System superintendent Joy Tolbert outlined a tentative plan for reopening the system's schools at a board of education meeting June 4.
The plan is an effort to adapt the system's schools to a pandemic environment to create a safer atmosphere for students and teachers, Tolbert said.
While the specifics could change, the plan calls for:
• doing away with attendance awards so as to not encourage sick students to come to school.
• limiting non-essential visitors into the schools. That also means that many of the system's open house events will be done in a virtual environment, except for a limited number of students who are transitioning into a new school.
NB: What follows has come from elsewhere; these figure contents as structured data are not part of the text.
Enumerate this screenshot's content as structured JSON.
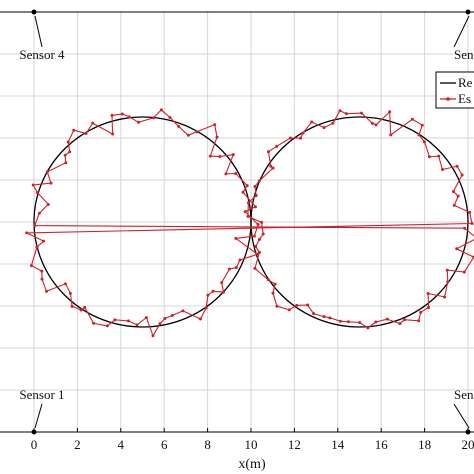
{
  "chart_data": {
    "type": "line",
    "title": "",
    "xlabel": "x(m)",
    "ylabel": "",
    "xlim": [
      -1.5,
      20
    ],
    "ylim": [
      -10,
      10
    ],
    "x_ticks": [
      0,
      2,
      4,
      6,
      8,
      10,
      12,
      14,
      16,
      18,
      20
    ],
    "x_tick_labels": [
      "0",
      "2",
      "4",
      "6",
      "8",
      "10",
      "12",
      "14",
      "16",
      "18",
      "20"
    ],
    "y_grid": [
      -10,
      -8,
      -6,
      -4,
      -2,
      0,
      2,
      4,
      6,
      8,
      10
    ],
    "grid": true,
    "legend_position": "top-right",
    "legend": [
      "Re",
      "Es"
    ],
    "colors": {
      "reference": "#000000",
      "estimate": "#d0202a",
      "grid": "#d6d6d6",
      "axis": "#000000"
    },
    "series": [
      {
        "name": "Re",
        "kind": "figure-eight (two circles)",
        "circles": [
          {
            "center": [
              5,
              0
            ],
            "radius": 5
          },
          {
            "center": [
              15,
              0
            ],
            "radius": 5
          }
        ]
      },
      {
        "name": "Es",
        "kind": "noisy estimate along same path",
        "noise_amplitude": 0.45,
        "points_per_circle": 72
      }
    ],
    "annotations": [
      {
        "text": "Sensor 4",
        "sensor_at": [
          0,
          10
        ]
      },
      {
        "text": "Sensor 1",
        "sensor_at": [
          0,
          -10
        ]
      },
      {
        "text": "Sensor",
        "sensor_at": [
          20,
          10
        ]
      },
      {
        "text": "Sensor",
        "sensor_at": [
          20,
          -10
        ]
      }
    ]
  }
}
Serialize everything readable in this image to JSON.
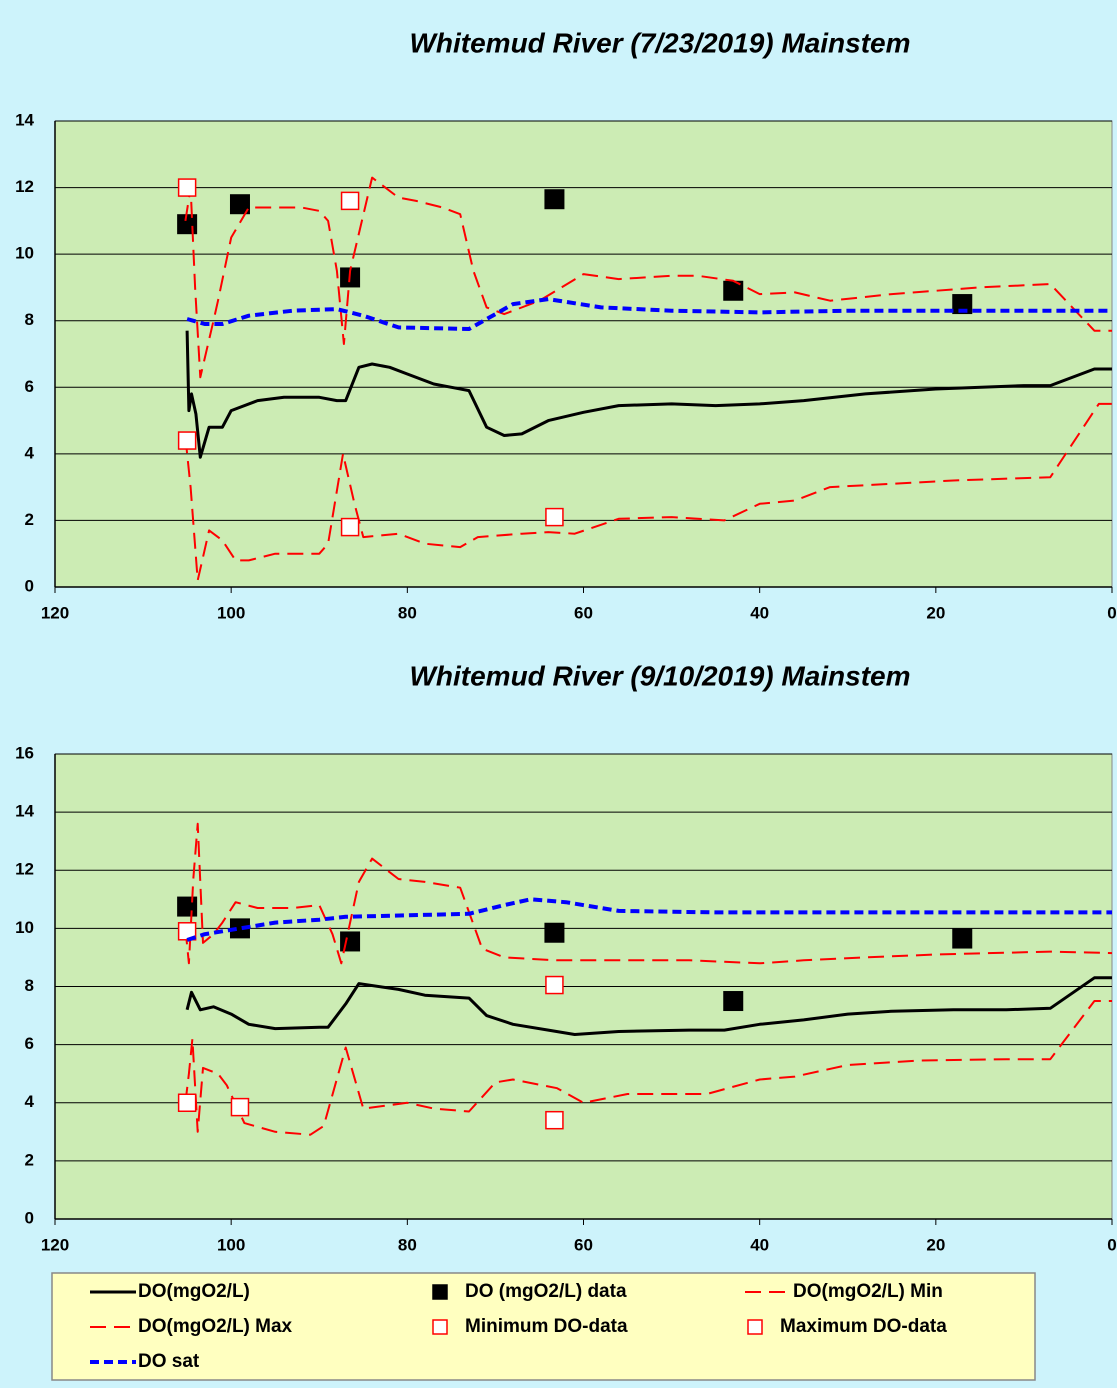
{
  "chart_data": [
    {
      "type": "line",
      "title": "Whitemud River (7/23/2019) Mainstem",
      "xlim": [
        120,
        0
      ],
      "xticks": [
        120,
        100,
        80,
        60,
        40,
        20,
        0
      ],
      "ylim": [
        0,
        14
      ],
      "yticks": [
        0,
        2,
        4,
        6,
        8,
        10,
        12,
        14
      ],
      "grid": true,
      "series": [
        {
          "color": "#000000",
          "style": "solid",
          "x": [
            105,
            104.8,
            104.5,
            104,
            103.5,
            102.5,
            101,
            100,
            97,
            94,
            90,
            88,
            87,
            85.5,
            84,
            82,
            80,
            77,
            75,
            73,
            71,
            69,
            67,
            64,
            60,
            56,
            50,
            45,
            40,
            35,
            28,
            20,
            10,
            7,
            2,
            0
          ],
          "values": [
            7.7,
            5.3,
            5.8,
            5.2,
            3.9,
            4.8,
            4.8,
            5.3,
            5.6,
            5.7,
            5.7,
            5.6,
            5.6,
            6.6,
            6.7,
            6.6,
            6.4,
            6.1,
            6.0,
            5.9,
            4.8,
            4.55,
            4.6,
            5.0,
            5.25,
            5.45,
            5.5,
            5.45,
            5.5,
            5.6,
            5.8,
            5.95,
            6.05,
            6.05,
            6.55,
            6.55
          ]
        },
        {
          "color": "#000000",
          "style": "square-filled",
          "x": [
            105,
            99,
            86.5,
            63.3,
            43,
            17
          ],
          "values": [
            10.9,
            11.5,
            9.3,
            11.65,
            8.9,
            8.5
          ]
        },
        {
          "color": "#ff0000",
          "style": "dashed",
          "x": [
            105.2,
            104.6,
            103.8,
            102.5,
            101,
            99.5,
            98,
            95,
            90,
            89,
            87.3,
            86,
            85,
            81,
            78,
            74,
            72,
            67,
            64,
            61,
            56,
            50,
            44,
            40,
            36,
            32,
            25,
            18,
            7,
            1.5,
            0
          ],
          "values": [
            4.5,
            3.0,
            0.2,
            1.7,
            1.4,
            0.8,
            0.8,
            1.0,
            1.0,
            1.3,
            4.0,
            2.5,
            1.5,
            1.6,
            1.3,
            1.2,
            1.5,
            1.6,
            1.65,
            1.6,
            2.05,
            2.1,
            2.0,
            2.5,
            2.6,
            3.0,
            3.1,
            3.2,
            3.3,
            5.5,
            5.5
          ]
        },
        {
          "color": "#ff0000",
          "style": "dashed",
          "x": [
            105.2,
            104.6,
            104.1,
            103.5,
            102,
            101.5,
            100,
            98,
            92,
            90,
            89,
            88,
            87.2,
            86.5,
            84,
            81,
            79,
            76,
            74,
            72.5,
            71,
            69,
            65,
            60,
            56,
            50,
            47,
            43,
            40,
            36,
            32,
            25,
            15,
            7,
            2,
            0
          ],
          "values": [
            11,
            12,
            9,
            6.3,
            8,
            8.6,
            10.5,
            11.4,
            11.4,
            11.3,
            11.0,
            9.5,
            7.3,
            9.5,
            12.3,
            11.7,
            11.6,
            11.4,
            11.2,
            9.5,
            8.4,
            8.2,
            8.6,
            9.4,
            9.25,
            9.35,
            9.35,
            9.2,
            8.8,
            8.85,
            8.6,
            8.8,
            9.0,
            9.1,
            7.7,
            7.7
          ]
        },
        {
          "color": "#ff0000",
          "style": "square-open",
          "x": [
            105,
            86.5,
            63.3
          ],
          "values": [
            4.4,
            1.8,
            2.1
          ]
        },
        {
          "color": "#ff0000",
          "style": "square-open",
          "x": [
            105,
            86.5
          ],
          "values": [
            12.0,
            11.6
          ]
        },
        {
          "color": "#0000ff",
          "style": "dotted",
          "x": [
            105,
            103,
            101,
            98,
            93,
            88,
            85,
            81,
            73,
            70,
            68,
            64,
            58,
            50,
            40,
            30,
            0
          ],
          "values": [
            8.05,
            7.9,
            7.9,
            8.15,
            8.3,
            8.35,
            8.15,
            7.8,
            7.75,
            8.2,
            8.5,
            8.65,
            8.4,
            8.3,
            8.25,
            8.3,
            8.3
          ]
        }
      ]
    },
    {
      "type": "line",
      "title": "Whitemud River (9/10/2019) Mainstem",
      "xlim": [
        120,
        0
      ],
      "xticks": [
        120,
        100,
        80,
        60,
        40,
        20,
        0
      ],
      "ylim": [
        0,
        16
      ],
      "yticks": [
        0,
        2,
        4,
        6,
        8,
        10,
        12,
        14,
        16
      ],
      "grid": true,
      "series": [
        {
          "name": "DO(mgO2/L)",
          "color": "#000000",
          "style": "solid",
          "x": [
            105,
            104.5,
            103.5,
            102,
            100,
            98,
            95,
            90,
            89,
            87,
            85.5,
            81,
            78,
            73,
            71,
            68,
            64,
            61,
            56,
            48,
            44,
            40,
            35,
            30,
            25,
            18,
            12,
            7,
            2,
            0
          ],
          "values": [
            7.2,
            7.8,
            7.2,
            7.3,
            7.05,
            6.7,
            6.55,
            6.6,
            6.6,
            7.4,
            8.1,
            7.9,
            7.7,
            7.6,
            7.0,
            6.7,
            6.5,
            6.35,
            6.45,
            6.5,
            6.5,
            6.7,
            6.85,
            7.05,
            7.15,
            7.2,
            7.2,
            7.25,
            8.3,
            8.3
          ]
        },
        {
          "name": "DO (mgO2/L) data",
          "color": "#000000",
          "style": "square-filled",
          "x": [
            105,
            99,
            86.5,
            63.3,
            43,
            17
          ],
          "values": [
            10.75,
            10.0,
            9.55,
            9.85,
            7.5,
            9.65
          ]
        },
        {
          "name": "DO(mgO2/L) Min",
          "color": "#ff0000",
          "style": "dashed",
          "x": [
            105.2,
            104.8,
            104.4,
            103.8,
            103.2,
            101.5,
            100.5,
            98.5,
            95,
            91,
            89.5,
            87,
            85,
            80,
            77,
            73,
            70,
            68,
            63,
            60,
            55,
            46,
            40,
            36,
            30,
            22,
            12,
            7,
            2,
            0
          ],
          "values": [
            4.0,
            5.0,
            6.2,
            3.0,
            5.2,
            5.0,
            4.6,
            3.3,
            3.0,
            2.9,
            3.2,
            5.9,
            3.8,
            4.0,
            3.8,
            3.7,
            4.7,
            4.8,
            4.5,
            4.0,
            4.3,
            4.3,
            4.8,
            4.9,
            5.3,
            5.45,
            5.5,
            5.5,
            7.5,
            7.5
          ]
        },
        {
          "name": "DO(mgO2/L) Max",
          "color": "#ff0000",
          "style": "dashed",
          "x": [
            105.2,
            104.8,
            104.3,
            103.8,
            103.2,
            102,
            101,
            99.5,
            97,
            93,
            90,
            88.5,
            87.5,
            85.5,
            84,
            81,
            78,
            74,
            71.5,
            69,
            63,
            56,
            48,
            40,
            35,
            28,
            20,
            7,
            0
          ],
          "values": [
            10.0,
            8.8,
            11.7,
            13.6,
            9.5,
            9.8,
            10.2,
            10.9,
            10.7,
            10.7,
            10.8,
            9.8,
            8.8,
            11.6,
            12.4,
            11.7,
            11.6,
            11.4,
            9.3,
            9.0,
            8.9,
            8.9,
            8.9,
            8.8,
            8.9,
            9.0,
            9.1,
            9.2,
            9.15
          ]
        },
        {
          "name": "Minimum DO-data",
          "color": "#ff0000",
          "style": "square-open",
          "x": [
            105,
            99,
            63.3
          ],
          "values": [
            4.0,
            3.85,
            3.4
          ]
        },
        {
          "name": "Maximum DO-data",
          "color": "#ff0000",
          "style": "square-open",
          "x": [
            105,
            63.3
          ],
          "values": [
            9.9,
            8.05
          ]
        },
        {
          "name": "DO sat",
          "color": "#0000ff",
          "style": "dotted",
          "x": [
            105,
            103,
            99,
            95,
            90,
            87,
            80,
            73,
            69,
            66,
            62,
            56,
            45,
            30,
            20,
            0
          ],
          "values": [
            9.6,
            9.8,
            10.0,
            10.2,
            10.3,
            10.4,
            10.45,
            10.5,
            10.8,
            11.0,
            10.9,
            10.6,
            10.55,
            10.55,
            10.55,
            10.55
          ]
        }
      ]
    }
  ]
}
Students won't gather in large numbers at the schools and will go directly to classrooms via the outside doors' access.
• doing away with learning "pods" where students face each other in desks or at tables. Desks will be put into rows facing the same direction.
• breakfast and lunch meals will be eaten in the classrooms.
• water fountains will be closed.
• temperature checks will be done for students who are sick and possibly at random.
• students and employees who are sick, have COVID symptoms, have tested positive for COVID or who have been in close contact with a COVID patient will be required to stay home and quarantine for 10-14 days.
• hand sanitizers and the promotion of good hygiene will become part of the system's efforts to limit the spread of the virus. Students and employees may wear a mask, but won't be required to do so.
• school buses will be disinfected after every route.